One senses that infuriating people, especially square people is something T really enjoys. He predicted angry calls about the Spellman take-off, and seemed disappointed when none came.

When WBZ Station Manager Perry B. Bascom complained this week to a B.U. official that the Freedom Machine was being used to push drugs on the air, T was unmoved. He responded that the charge was ridiculous. "I've been getting people away from drugs," he said, "and into themselves."

Tuesday night T was presenting an hour-long tribute to Otis Redding, the Blues singer who died in a plane crash Sunday. A studio guest asked him to play a certain song. "No, I'm not going to play it," he said. "You could do a 16 hour show on Redding."

"Yeah, let's," the guest replied.

"I don't want to just throw it out at them," T responded, his voice approaching anger, "his is Otis Redding...CRY!" he mocked--"that's television, man."

Uncle T's warmth comes through clearly on the air. A contrast to the plastic friendliness of the top-forty stations ("ugly radio," T calls them), the genuine article is refreshing.

In person, his warmth is even more evident. He greets visitors to his show effusively. When he grins, his large mustache gives him a kind of goofy walrus look. As the show progresses, he twits about the studio, constantly worrying about how the show is going over.
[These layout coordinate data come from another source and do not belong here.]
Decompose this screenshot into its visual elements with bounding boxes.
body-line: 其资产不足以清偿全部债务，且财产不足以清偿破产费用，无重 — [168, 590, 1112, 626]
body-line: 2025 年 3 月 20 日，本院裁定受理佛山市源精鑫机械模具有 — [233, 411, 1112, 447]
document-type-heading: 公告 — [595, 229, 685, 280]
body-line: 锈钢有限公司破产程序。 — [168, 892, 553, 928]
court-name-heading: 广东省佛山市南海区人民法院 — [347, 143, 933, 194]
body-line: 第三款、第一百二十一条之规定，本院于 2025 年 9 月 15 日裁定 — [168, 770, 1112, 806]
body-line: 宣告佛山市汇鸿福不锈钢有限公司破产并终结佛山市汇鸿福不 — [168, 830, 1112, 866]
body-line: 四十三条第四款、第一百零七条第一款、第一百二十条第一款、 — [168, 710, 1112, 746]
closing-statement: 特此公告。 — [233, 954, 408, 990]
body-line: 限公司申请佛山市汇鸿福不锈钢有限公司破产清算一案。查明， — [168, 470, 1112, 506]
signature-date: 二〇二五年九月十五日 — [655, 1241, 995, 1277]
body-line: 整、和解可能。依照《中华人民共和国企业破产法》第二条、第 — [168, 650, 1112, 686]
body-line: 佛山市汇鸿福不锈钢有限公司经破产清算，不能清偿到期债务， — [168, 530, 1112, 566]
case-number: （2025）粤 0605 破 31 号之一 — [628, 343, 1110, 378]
T's monologues between the songs--raps, he calls them--reflect both his warmth and his tensions. He has the rare ability to babble a stream of consciousness which is meaningful to his audience. He is a Jean Shepard, with none of Shepard's cynicism.

The title of a song often sends him into his rap: "Yeeaaaaaah," he sighs at the end of one cut, twirling the reverb knob, "which was Manny Nichols. 'Throw me a little Boogie.' Just keep dancing. That was like the secret to a very peaceful life--dance!--not many people are dancing anymore... Oh yes, you'll say that people are: 'Look at this place, look at that place, look at all the people who are dancing.' But in comparison to the amount of people there are, forget it (reverb), not many people are dancing (electronic noises in background) and people are dancing a prescribed way. You know that kind of thing: you have to do it right or else you don't and you know you don't, it's like you're embarrassed when you get up on the bandstand to dance and someone will laugh at you because you're--You know the thing with dancing is the freedom. 'Throw a Little Boogie' wherever you go. Yeeaaah (reverb)."

Two minutes of rapping can lead him anywhere. He philosophizes, he confesses, he imitates commercials. But after a while he catches himself. "What?!?" he'll squeak, "What kind of rap is that for a freekie oldie show." And he's off into another song.

The intellectual content of Uncle T's monologues is often meager. His thoughts are not going to be passed on from generation to generation. But who cares? You don't want to listen to John Kenneth Galbraith rap between cuts of the Nashville Street Band playing "Baby Please Don't Go" and Richard Berry playing "Yamma Yamma Pretty Mamma."